Using the Teen Empowerment methodology, the hired youths defined community problems and designed a strategy of change to stop gang hostility. Over a period of months, the group organized conflict resolution sessions, planned Teen Empowerment's first "Youth Peace Conference," and arranged the signing of a peace treaty among five gangs.

It also developed a network of contacts reaching deep into the community, enabling Teen Empowerment to squash rumors and defuse tempers. "People trust Teen Empowerment," says Lieut. Gary French, commander of the Boston Police Youth Violence Strike Force. "Time and again they have resolved volatile situations before things exploded." At least one murder was solved when Teen Empowerment persuaded eyewitnesses to step forward.

This year Teen Empowerment operates at two neighborhood sites in Boston, and two institutions - Madison Park Vocational High School and inside the J. Connelley juvenile facility of the Massachusetts Department of Youth Services. "In the future, we hope the schools and institutions will offer to fund the programs," Pollack says.

Sarah Repetto, the Teen Empowerment coordinator at Madison, learned from her teens that the No. 1 problem at the school was poor relationships between teachers and students, a common problem in inner cities. "Our goal was to help students and teachers see each other as people [and have] mutual respect," she says.

In the strategy that defines the program, the teens were trained across a spectrum of skills by Ms. Repetto and staff member Luis Santos, while they organized to meet their goals. The outcome was a series of separate workshops for students and teachers, followed by joint workshops that helped lessen intimidation on both sides.

They also planned and organized a student/teacher talent show that brought the school closer together with humor and spirit. "Sarah constantly reminded me that if you really want to involve students," says Diana Jones, dean of the Health Academy at Madison, "you don't make decisions for them; you involve them all the way."

Building communication

Richard Fields, executive director of technical and vocational education for Boston Schools says communication at Madison improved because of Teen Empowerment. "Positive bonds have been created that weren't there before," he says, "and the student body organizations were greatly strengthened." He wants to continue with Teen Empowerment but can't promise ample funds to support it.

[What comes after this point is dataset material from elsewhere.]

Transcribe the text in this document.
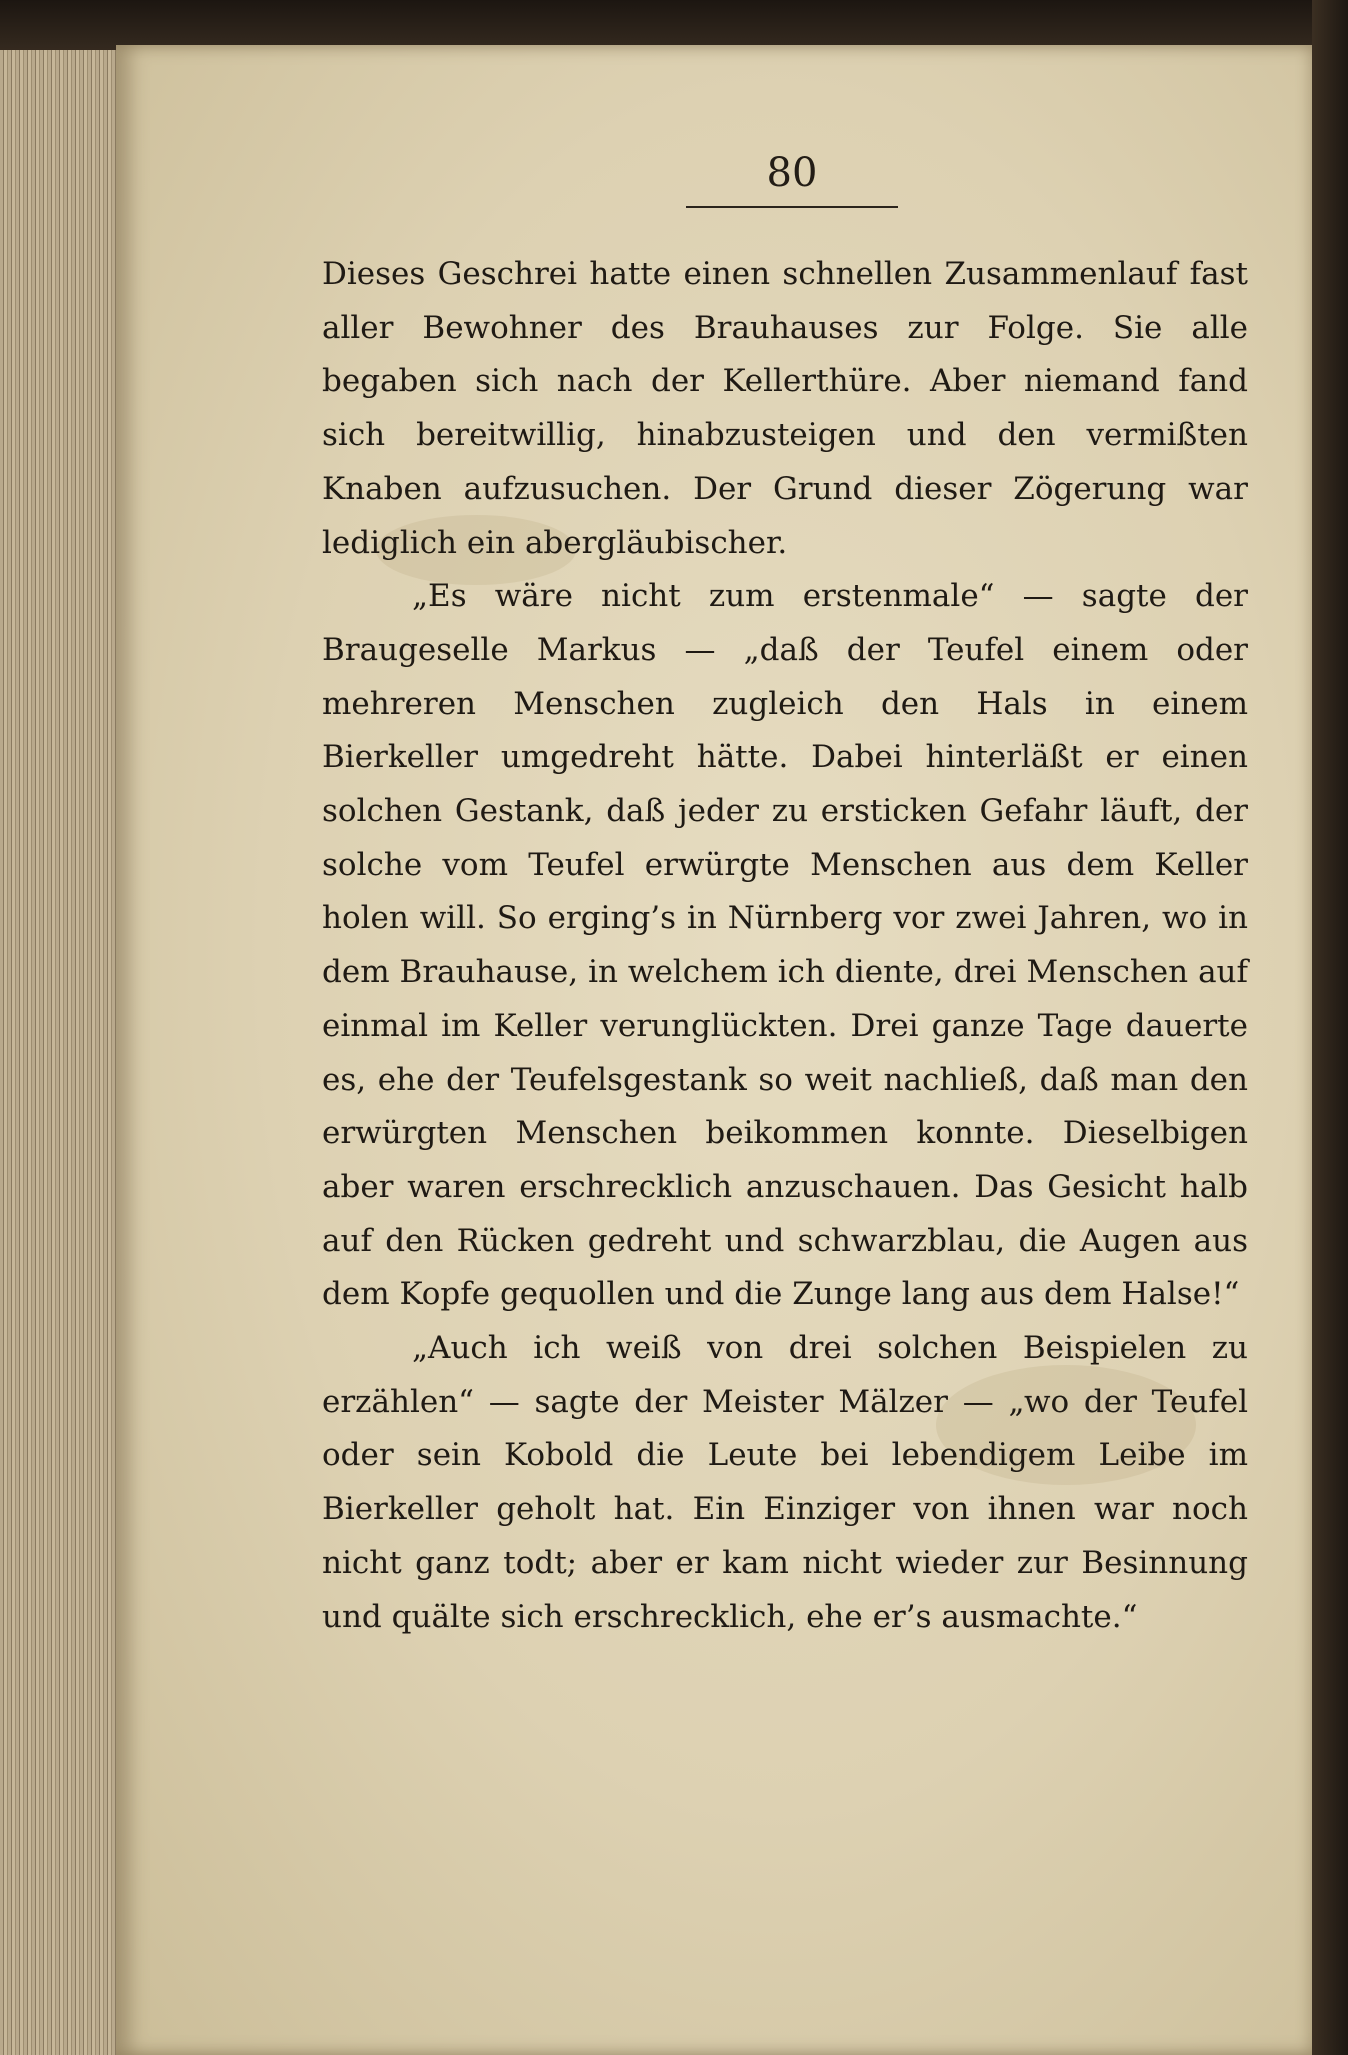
80

Dieses Geschrei hatte einen schnellen Zusammenlauf fast aller Bewohner des Brauhauses zur Folge. Sie alle begaben sich nach der Kellerthüre. Aber niemand fand sich bereitwillig, hinabzusteigen und den vermißten Knaben aufzusuchen. Der Grund dieser Zögerung war lediglich ein abergläubischer.

„Es wäre nicht zum erstenmale“ — sagte der Braugeselle Markus — „daß der Teufel einem oder mehreren Menschen zugleich den Hals in einem Bierkeller umgedreht hätte. Dabei hinterläßt er einen solchen Gestank, daß jeder zu ersticken Gefahr läuft, der solche vom Teufel erwürgte Menschen aus dem Keller holen will. So erging’s in Nürnberg vor zwei Jahren, wo in dem Brauhause, in welchem ich diente, drei Menschen auf einmal im Keller verunglückten. Drei ganze Tage dauerte es, ehe der Teufelsgestank so weit nachließ, daß man den erwürgten Menschen beikommen konnte. Dieselbigen aber waren erschrecklich anzuschauen. Das Gesicht halb auf den Rücken gedreht und schwarzblau, die Augen aus dem Kopfe gequollen und die Zunge lang aus dem Halse!“

„Auch ich weiß von drei solchen Beispielen zu erzählen“ — sagte der Meister Mälzer — „wo der Teufel oder sein Kobold die Leute bei lebendigem Leibe im Bierkeller geholt hat. Ein Einziger von ihnen war noch nicht ganz todt; aber er kam nicht wieder zur Besinnung und quälte sich erschrecklich, ehe er’s ausmachte.“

Pollack, ever the entrepreneur who believes in his program, says, "We can change schools, lower absenteeism, lower the rate of fights, increase the level of satisfaction for teachers and students. All this for about $110,000 a year. If your school budget is $3 million or $4 million, you can afford us, because we empower youth to be assets not liabilities."

Pollack copyrighted the Teen Empowerment curriculum to ensure that it is used with appropriate training and understanding at school sites or in neighborhoods. "In the past, when people would steal pieces of it and use it without training," he says, "they would say, hey, it doesn't work. You need at least two full-time trained staff, continuing training support, and you have to pay the youths."

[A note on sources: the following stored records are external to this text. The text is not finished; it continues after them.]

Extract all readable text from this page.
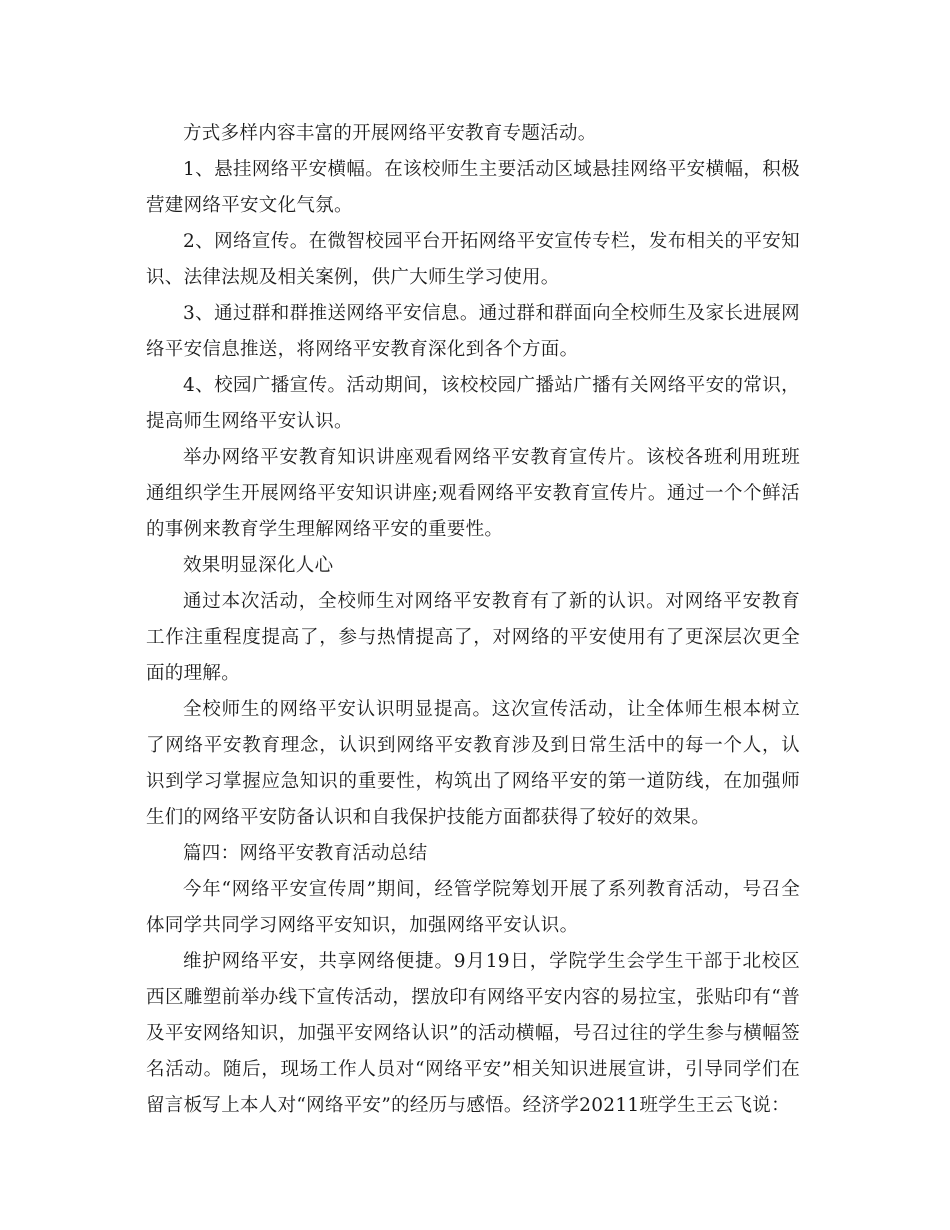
方式多样内容丰富的开展网络平安教育专题活动。

1、悬挂网络平安横幅。在该校师生主要活动区域悬挂网络平安横幅，积极营建网络平安文化气氛。

2、网络宣传。在微智校园平台开拓网络平安宣传专栏，发布相关的平安知识、法律法规及相关案例，供广大师生学习使用。

3、通过群和群推送网络平安信息。通过群和群面向全校师生及家长进展网络平安信息推送，将网络平安教育深化到各个方面。

4、校园广播宣传。活动期间，该校校园广播站广播有关网络平安的常识，提高师生网络平安认识。

举办网络平安教育知识讲座观看网络平安教育宣传片。该校各班利用班班通组织学生开展网络平安知识讲座;观看网络平安教育宣传片。通过一个个鲜活的事例来教育学生理解网络平安的重要性。

效果明显深化人心

通过本次活动，全校师生对网络平安教育有了新的认识。对网络平安教育工作注重程度提高了，参与热情提高了，对网络的平安使用有了更深层次更全面的理解。

全校师生的网络平安认识明显提高。这次宣传活动，让全体师生根本树立了网络平安教育理念，认识到网络平安教育涉及到日常生活中的每一个人，认识到学习掌握应急知识的重要性，构筑出了网络平安的第一道防线，在加强师生们的网络平安防备认识和自我保护技能方面都获得了较好的效果。

篇四：网络平安教育活动总结

今年“网络平安宣传周”期间，经管学院筹划开展了系列教育活动，号召全体同学共同学习网络平安知识，加强网络平安认识。

维护网络平安，共享网络便捷。9月19日，学院学生会学生干部于北校区西区雕塑前举办线下宣传活动，摆放印有网络平安内容的易拉宝，张贴印有“普及平安网络知识，加强平安网络认识”的活动横幅，号召过往的学生参与横幅签名活动。随后，现场工作人员对“网络平安”相关知识进展宣讲，引导同学们在留言板写上本人对“网络平安”的经历与感悟。经济学20211班学生王云飞说：
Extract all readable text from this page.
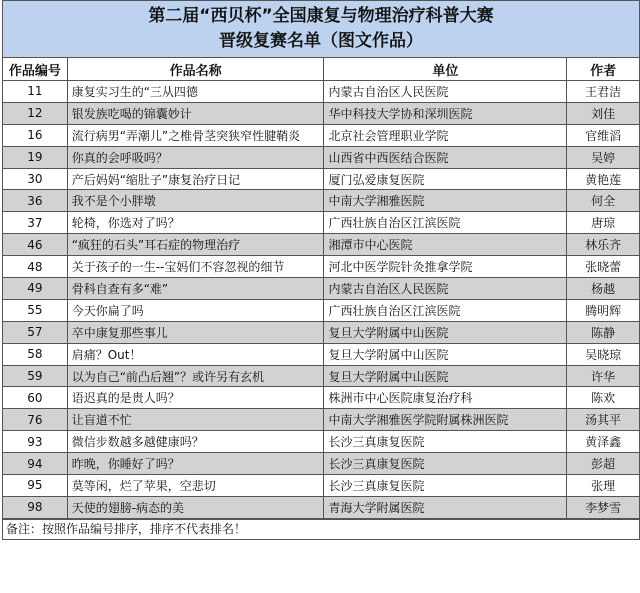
第二届“西贝杯”全国康复与物理治疗科普大赛
晋级复赛名单（图文作品）
作品编号	作品名称	单位	作者
11	康复实习生的“三从四德	内蒙古自治区人民医院	王君洁
12	银发族吃喝的锦囊妙计	华中科技大学协和深圳医院	刘佳
16	流行病男“弄潮儿”之椎骨茎突狭窄性腱鞘炎	北京社会管理职业学院	官维滔
19	你真的会呼吸吗？	山西省中西医结合医院	吴婷
30	产后妈妈“缩肚子”康复治疗日记	厦门弘爱康复医院	黄艳莲
36	我不是个小胖墩	中南大学湘雅医院	何全
37	轮椅，你选对了吗？	广西壮族自治区江滨医院	唐琼
46	“疯狂的石头”耳石症的物理治疗	湘潭市中心医院	林乐齐
48	关于孩子的一生--宝妈们不容忽视的细节	河北中医学院针灸推拿学院	张晓蕾
49	骨科自查有多“难”	内蒙古自治区人民医院	杨越
55	今天你扁了吗	广西壮族自治区江滨医院	腾明辉
57	卒中康复那些事儿	复旦大学附属中山医院	陈静
58	肩痛？Out！	复旦大学附属中山医院	吴晓琼
59	以为自己“前凸后翘”？或许另有玄机	复旦大学附属中山医院	许华
60	语迟真的是贵人吗？	株洲市中心医院康复治疗科	陈欢
76	让盲道不忙	中南大学湘雅医学院附属株洲医院	汤其平
93	微信步数越多越健康吗？	长沙三真康复医院	黄泽鑫
94	昨晚，你睡好了吗？	长沙三真康复医院	彭超
95	莫等闲，烂了苹果，空悲切	长沙三真康复医院	张理
98	天使的翅膀-病态的美	青海大学附属医院	李梦雪
备注：按照作品编号排序，排序不代表排名！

Those who support Teen Empowerment see its success now as closely linked to Pollack, but if the model is to be replicated widely, they suggest he has to step back and focus on staff development.

"Stanley is one of the most talented entrepreneurs I've even seen," says Angel Bermudez, program director for The Boston Foundation, which contributed $50,000 to Teen Empowerment.

"He can be headstrong too, but his results speak for themselves, and he is willing to detach himself and shape a replication strategy that will allow his work to become institutionalized," he says. "The issue is how to import it without weakening his anchor project, and that takes resources."